Hartnett and Locatelli, Michelin-starred chefs both, disagree whether good vongole has tomatoes or not and, in their books Cucina and Made in Italy, they remain divided. However, on one thing they are both adamant – good vongole uses the freshest clams.
I’d like to say I choose fresh chilli every time as it adds a sweeter, cleaner and more colourful note than its dried compadre but cooking the recipe on a cliff top, a wilderness beach or near to wherever clams like to hang out can often preclude such luxuries. The little critters often choose to live far from the high street.
The beach I choose to collect clams from is covered twice a day by the tide and, when exposed every six hours I take the opportunity to go clam hunting with a rake head, attached to a dissembled paddle end, which makes for the perfect tool. Clams live 6 to 12 inches below the beach surface and are easily found with a little hard raking.
Open or broken clams should be discarded and, after an hour at work, I often have a small bucket full or enough to feed at least three people.
Preparation: Clams should be washed in fresh water first and broken clams discarded.
Cooking: Garlic and fresh chilli are softened in a pan at first. The olive oil and softened garlic and chilli is then joined by the wild fresh clams and white wine and left to steam until the shells open. The whole pan is then tossed with spaghetti (allow the spaghetti to sit in the sauce and on the heat for a couple of minutes for the flavours to be absorbed), sprinkle with fresh chopped parsley (in May and June we garnish with wild garlic leaves), and serve – it’s as easy as that.

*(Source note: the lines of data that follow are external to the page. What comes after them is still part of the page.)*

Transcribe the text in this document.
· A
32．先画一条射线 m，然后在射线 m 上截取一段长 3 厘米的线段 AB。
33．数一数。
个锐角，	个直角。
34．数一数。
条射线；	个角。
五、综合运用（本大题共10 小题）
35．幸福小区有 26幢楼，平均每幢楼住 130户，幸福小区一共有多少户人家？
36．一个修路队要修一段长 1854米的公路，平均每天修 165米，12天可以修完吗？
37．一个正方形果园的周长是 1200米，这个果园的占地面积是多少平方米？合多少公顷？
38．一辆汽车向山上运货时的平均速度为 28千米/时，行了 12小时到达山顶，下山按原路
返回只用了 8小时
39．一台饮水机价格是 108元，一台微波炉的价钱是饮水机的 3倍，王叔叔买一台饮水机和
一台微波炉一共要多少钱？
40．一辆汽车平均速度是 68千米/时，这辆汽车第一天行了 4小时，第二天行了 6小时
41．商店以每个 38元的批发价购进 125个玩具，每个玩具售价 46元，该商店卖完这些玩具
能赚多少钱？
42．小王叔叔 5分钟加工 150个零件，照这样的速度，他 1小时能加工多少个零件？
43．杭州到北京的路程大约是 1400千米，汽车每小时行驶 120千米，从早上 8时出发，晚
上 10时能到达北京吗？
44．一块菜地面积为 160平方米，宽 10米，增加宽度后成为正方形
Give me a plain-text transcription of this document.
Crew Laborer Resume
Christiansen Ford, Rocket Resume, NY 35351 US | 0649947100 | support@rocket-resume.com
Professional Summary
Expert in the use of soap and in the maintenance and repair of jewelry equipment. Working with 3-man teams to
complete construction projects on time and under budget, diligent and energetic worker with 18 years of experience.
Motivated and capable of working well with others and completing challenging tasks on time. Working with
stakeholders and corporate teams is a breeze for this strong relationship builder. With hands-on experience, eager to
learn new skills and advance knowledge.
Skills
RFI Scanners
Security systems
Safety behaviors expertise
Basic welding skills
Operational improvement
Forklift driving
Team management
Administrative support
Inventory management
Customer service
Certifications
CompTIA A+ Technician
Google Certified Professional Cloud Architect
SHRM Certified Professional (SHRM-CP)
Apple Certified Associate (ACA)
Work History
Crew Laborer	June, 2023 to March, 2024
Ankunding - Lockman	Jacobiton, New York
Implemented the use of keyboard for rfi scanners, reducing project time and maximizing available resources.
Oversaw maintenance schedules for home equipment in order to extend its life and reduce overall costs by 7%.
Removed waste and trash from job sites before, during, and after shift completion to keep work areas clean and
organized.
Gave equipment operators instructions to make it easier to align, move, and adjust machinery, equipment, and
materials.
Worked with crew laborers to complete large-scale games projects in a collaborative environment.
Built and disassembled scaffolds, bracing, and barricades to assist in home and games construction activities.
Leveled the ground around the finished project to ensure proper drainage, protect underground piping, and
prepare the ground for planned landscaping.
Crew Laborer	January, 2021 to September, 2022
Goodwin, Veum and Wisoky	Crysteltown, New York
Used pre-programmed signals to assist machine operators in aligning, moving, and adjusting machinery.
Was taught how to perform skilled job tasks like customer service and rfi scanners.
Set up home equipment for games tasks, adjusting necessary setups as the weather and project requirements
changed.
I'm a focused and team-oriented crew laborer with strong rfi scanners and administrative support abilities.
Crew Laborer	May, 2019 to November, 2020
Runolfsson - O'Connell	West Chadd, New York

Vongole is an age-old traditional peasants dish and, on Octane wilderness expeditions, we eat it like peasants – on a cliff top, on a beach, in the baking sun and in the howling wind.
We catch it, we cook it and, against all the odds, when we eat it, it’s better than any chef of the celebrity moment big city restaurant gastro themed zeitgeist hype. And, when done with eating the world’s freshest seafood, we forego the Uber taxi home for another night of mediocrity underneath the Milky Way.